Department of Hematology, Chongqing University FuLing Hospital, Chongqing, Central Laboratory, Chongqing University FuLing Hospital, Chongqing, China.
Jiangsu Institute of Hematology, National Clinical Research Center for Hematologic Diseases, Collaborative Innovation Center of Hematology, Institute of Blood and Marrow Transplantation, The First Affiliated Hospital of Soochow University, Soochow University, Suzhou, China.
J Cell Mol Med. 2024 Feb;28(3):e18114. doi: 10.1111/jcmm.18114.

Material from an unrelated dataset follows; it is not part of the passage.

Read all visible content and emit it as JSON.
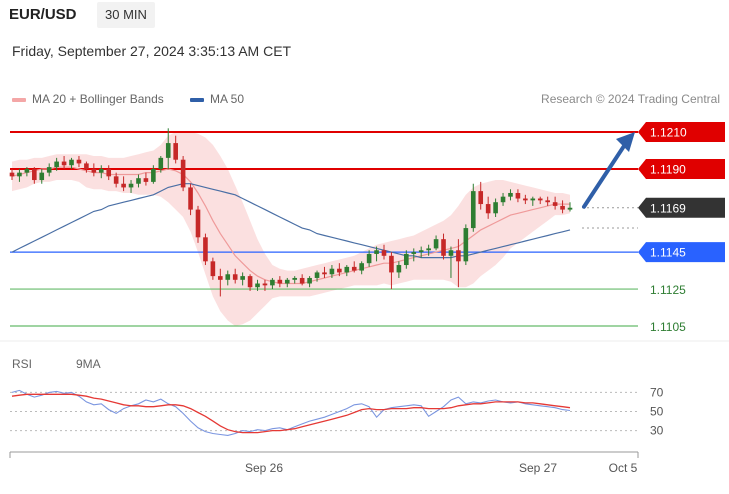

Patients with Philadelphia chromosome-like acute lymphoblastic leukaemia (Ph-like ALL) often face a grim prognosis, with PDGFRB gene fusions being commonly detected in this subgroup. Our study has unveiled a newfound fusion gene, TERF2::PDGFRB, and we have found that patients carrying this fusion gene exhibit sensitivity to dasatinib. Ba/F3 cells harbouring the TERF2::PDGFRB fusion display IL-3-independent cell proliferation through activation of the p-PDGFRB and p-STAT5 signalling pathways. These cells exhibit reduced apoptosis and demonstrate sensitivity to imatinib in vitro. When transfused into mice, Ba/F3 cells with the TERF2::PDGFRB fusion gene induce tumorigenesis and a shortened lifespan in cell-derived graft models, but this outcome can be improved with imatinib treatment. In summary, we have identified the novel TERF2::PDGFRB fusion gene, which exhibits oncogenic potential both in vitro and in vivo, making it a potential therapeutic target for tyrosine kinase inhibitors (TKIs).
携带费城染色体样急性淋巴细胞白血病(Ph-like ALL)的患者往往预后不佳,该亚组中常检测到 PDGFRB 基因融合。我们的研究揭示了一种新的融合基因,TERF2::PDGFRB,并且我们发现携带这种融合基因的患者对达沙替尼敏感。携带 TERF2::PDGFRB 融合基因的 Ba/F3 细胞通过激活 p-PDGFRB 和 p-STAT5 信号通路,表现出对 IL-3 的非依赖性细胞增殖。这些细胞表现出减少的细胞凋亡,并在体外对伊马替尼敏感。当将这些细胞注入小鼠体内时,携带 TERF2::PDGFRB 融合基因的 Ba/F3 细胞在细胞衍生的移植物模型中诱导肿瘤发生和寿命缩短,但用伊马替尼治疗可以改善这种结果。总之,我们已经确定了新型的 TERF2::PDGFRB 融合基因,它在体外和体内均表现出致癌潜能,使其成为酪氨酸激酶抑制剂(TKI)的潜在治疗靶点。